For many amphibians, an annual breeding cycle applies, typically regulated by ambient temperature, precipitation, availability of surface water and food supply. This breeding season is accentuated in temperate regions, where prolonged aestivation or hibernation renders many amphibian species inactive for prolonged periods. Breeding habitats are typically ponds and streams.
Annual breeding cycles sometimes apply to mammals, with regulating environmental effects including seasonal temperature variation and food availability. Migration patterns of a mammal may sometimes govern breeding times. Mammal breeding in the wild sometimes involves the use of maternity dens for birthing and protection of the young. The polar bear is an example of a mammal who uses a maternity den, whose locations are influenced by migration movements of this species to the seasonal Arctic pack ices. In particular, the polar bears who breed in Wapusk National Park need to migrate to the Hudson Bay pack ice.
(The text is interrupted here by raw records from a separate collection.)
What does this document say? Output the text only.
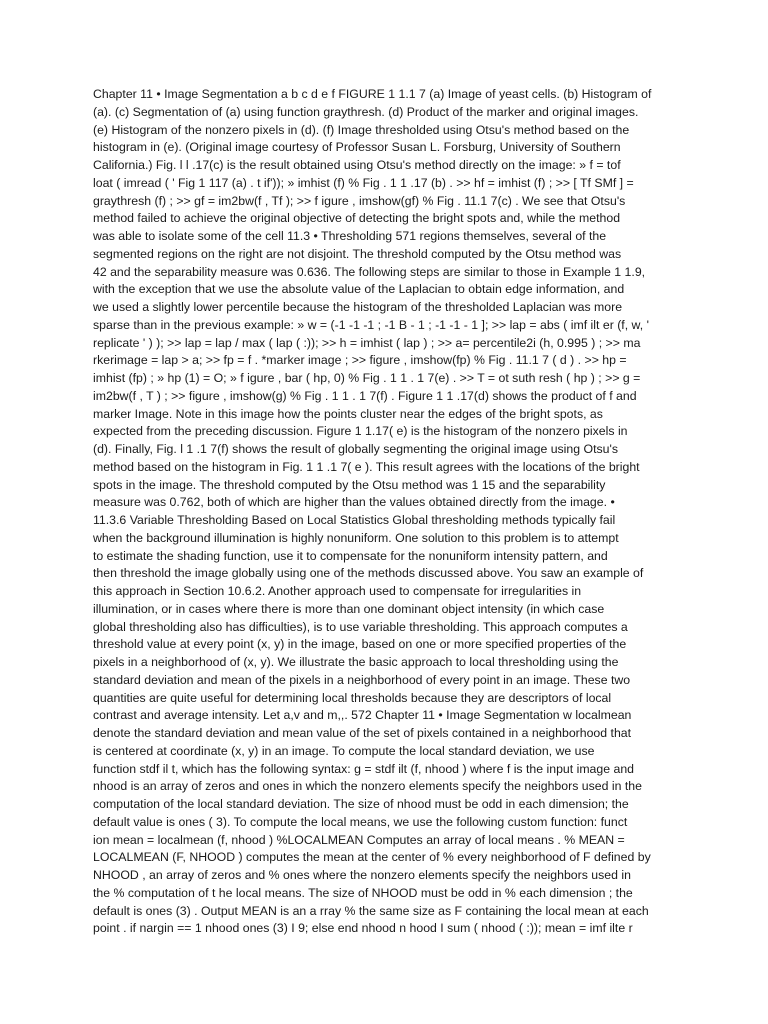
Chapter 11 • Image Segmentation a b c d e f FIGURE 1 1.1 7 (a) Image of yeast cells. (b) Histogram of
(a). (c) Segmentation of (a) using function graythresh. (d) Product of the marker and original images.
(e) Histogram of the nonzero pixels in (d). (f) Image thresholded using Otsu's method based on the
histogram in (e). (Original image courtesy of Professor Susan L. Forsburg, University of Southern
California.) Fig. l l .17(c) is the result obtained using Otsu's method directly on the image: » f = tof
loat ( imread ( ' Fig 1 117 (a) . t if')); » imhist (f) % Fig . 1 1 .17 (b) . >> hf = imhist (f) ; >> [ Tf SMf ] =
graythresh (f) ; >> gf = im2bw(f , Tf ); >> f igure , imshow(gf) % Fig . 11.1 7(c) . We see that Otsu's
method failed to achieve the original objective of detecting the bright spots and, while the method
was able to isolate some of the cell 11.3 • Thresholding 571 regions themselves, several of the
segmented regions on the right are not disjoint. The threshold computed by the Otsu method was
42 and the separability measure was 0.636. The following steps are similar to those in Example 1 1.9,
with the exception that we use the absolute value of the Laplacian to obtain edge information, and
we used a slightly lower percentile because the histogram of the thresholded Laplacian was more
sparse than in the previous example: » w = (-1 -1 -1 ; -1 B - 1 ; -1 -1 - 1 ]; >> lap = abs ( imf ilt er (f, w, '
replicate ' ) ); >> lap = lap / max ( lap ( :)); >> h = imhist ( lap ) ; >> a= percentile2i (h, 0.995 ) ; >> ma
rkerimage = lap > a; >> fp = f . *marker image ; >> figure , imshow(fp) % Fig . 11.1 7 ( d ) . >> hp =
imhist (fp) ; » hp (1) = O; » f igure , bar ( hp, 0) % Fig . 1 1 . 1 7(e) . >> T = ot suth resh ( hp ) ; >> g =
im2bw(f , T ) ; >> figure , imshow(g) % Fig . 1 1 . 1 7(f) . Figure 1 1 .17(d) shows the product of f and
marker Image. Note in this image how the points cluster near the edges of the bright spots, as
expected from the preceding discussion. Figure 1 1.17( e) is the histogram of the nonzero pixels in
(d). Finally, Fig. l 1 .1 7(f) shows the result of globally segmenting the original image using Otsu's
method based on the histogram in Fig. 1 1 .1 7( e ). This result agrees with the locations of the bright
spots in the image. The threshold computed by the Otsu method was 1 15 and the separability
measure was 0.762, both of which are higher than the values obtained directly from the image. •
11.3.6 Variable Thresholding Based on Local Statistics Global thresholding methods typically fail
when the background illumination is highly nonuniform. One solution to this problem is to attempt
to estimate the shading function, use it to compensate for the nonuniform intensity pattern, and
then threshold the image globally using one of the methods discussed above. You saw an example of
this approach in Section 10.6.2. Another approach used to compensate for irregularities in
illumination, or in cases where there is more than one dominant object intensity (in which case
global thresholding also has difficulties), is to use variable thresholding. This approach computes a
threshold value at every point (x, y) in the image, based on one or more specified properties of the
pixels in a neighborhood of (x, y). We illustrate the basic approach to local thresholding using the
standard deviation and mean of the pixels in a neighborhood of every point in an image. These two
quantities are quite useful for determining local thresholds because they are descriptors of local
contrast and average intensity. Let a,v and m,,. 572 Chapter 11 • Image Segmentation w localmean
denote the standard deviation and mean value of the set of pixels contained in a neighborhood that
is centered at coordinate (x, y) in an image. To compute the local standard deviation, we use
function stdf il t, which has the following syntax: g = stdf ilt (f, nhood ) where f is the input image and
nhood is an array of zeros and ones in which the nonzero elements specify the neighbors used in the
computation of the local standard deviation. The size of nhood must be odd in each dimension; the
default value is ones ( 3). To compute the local means, we use the following custom function: funct
ion mean = localmean (f, nhood ) %LOCALMEAN Computes an array of local means . % MEAN =
LOCALMEAN (F, NHOOD ) computes the mean at the center of % every neighborhood of F defined by
NHOOD , an array of zeros and % ones where the nonzero elements specify the neighbors used in
the % computation of t he local means. The size of NHOOD must be odd in % each dimension ; the
default is ones (3) . Output MEAN is an a rray % the same size as F containing the local mean at each
point . if nargin == 1 nhood ones (3) I 9; else end nhood n hood I sum ( nhood ( :)); mean = imf ilte r
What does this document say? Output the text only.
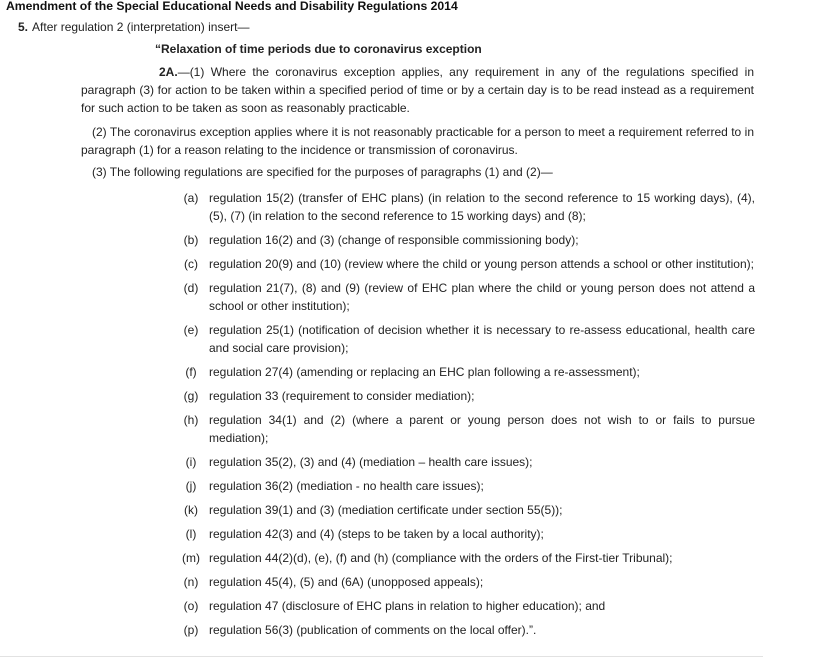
Amendment of the Special Educational Needs and Disability Regulations 2014
5. After regulation 2 (interpretation) insert—
“Relaxation of time periods due to coronavirus exception
2A.—(1) Where the coronavirus exception applies, any requirement in any of the regulations specified in paragraph (3) for action to be taken within a specified period of time or by a certain day is to be read instead as a requirement for such action to be taken as soon as reasonably practicable.
(2) The coronavirus exception applies where it is not reasonably practicable for a person to meet a requirement referred to in paragraph (1) for a reason relating to the incidence or transmission of coronavirus.
(3) The following regulations are specified for the purposes of paragraphs (1) and (2)—
(a) regulation 15(2) (transfer of EHC plans) (in relation to the second reference to 15 working days), (4), (5), (7) (in relation to the second reference to 15 working days) and (8);
(b) regulation 16(2) and (3) (change of responsible commissioning body);
(c) regulation 20(9) and (10) (review where the child or young person attends a school or other institution);
(d) regulation 21(7), (8) and (9) (review of EHC plan where the child or young person does not attend a school or other institution);
(e) regulation 25(1) (notification of decision whether it is necessary to re-assess educational, health care and social care provision);
(f)	regulation 27(4) (amending or replacing an EHC plan following a re-assessment);
(g) regulation 33 (requirement to consider mediation);
(h) regulation 34(1) and (2) (where a parent or young person does not wish to or fails to pursue mediation);
(i)	regulation 35(2), (3) and (4) (mediation – health care issues);
(j)	regulation 36(2) (mediation - no health care issues);
(k) regulation 39(1) and (3) (mediation certificate under section 55(5));
(l)	regulation 42(3) and (4) (steps to be taken by a local authority);
(m) regulation 44(2)(d), (e), (f) and (h) (compliance with the orders of the First-tier Tribunal);
(n) regulation 45(4), (5) and (6A) (unopposed appeals);
(o) regulation 47 (disclosure of EHC plans in relation to higher education); and
(p) regulation 56(3) (publication of comments on the local offer).”.
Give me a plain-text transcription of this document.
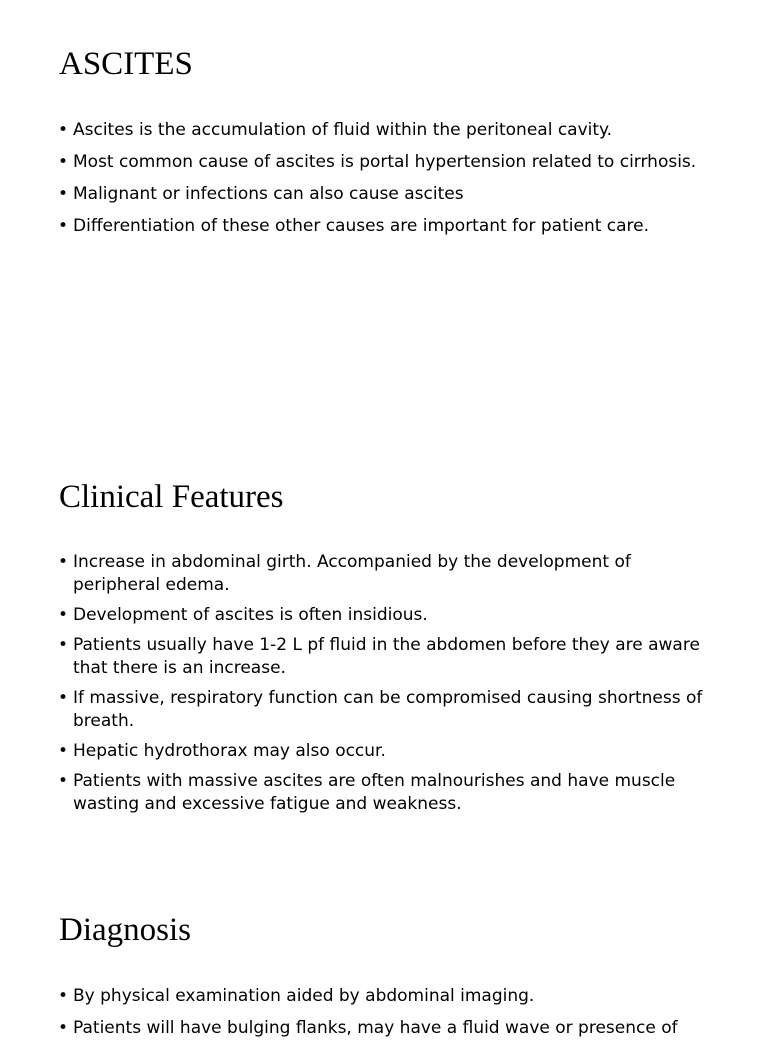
ASCITES
• Ascites is the accumulation of fluid within the peritoneal cavity.
• Most common cause of ascites is portal hypertension related to cirrhosis.
• Malignant or infections can also cause ascites
• Differentiation of these other causes are important for patient care.
Clinical Features
• Increase in abdominal girth. Accompanied by the development of peripheral edema.
• Development of ascites is often insidious.
• Patients usually have 1-2 L pf fluid in the abdomen before they are aware that there is an increase.
• If massive, respiratory function can be compromised causing shortness of breath.
• Hepatic hydrothorax may also occur.
• Patients with massive ascites are often malnourishes and have muscle wasting and excessive fatigue and weakness.
Diagnosis
• By physical examination aided by abdominal imaging.
• Patients will have bulging flanks, may have a fluid wave or presence of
Keller and Waller reviewed the effects of inbreeding in wild-populations. Evidence from mammalian and bird populations indicated that inbreeding depression often significantly adversely affects birth weight, reproduction and survival, as well as resistance to environmental stress, disease and predation. Plant studies have shown significant adverse inbreeding effects on seed set, germination, resistance to stress and survival. Inbreeding depression is considered to be largely due to the expression of recessive deleterious alleles.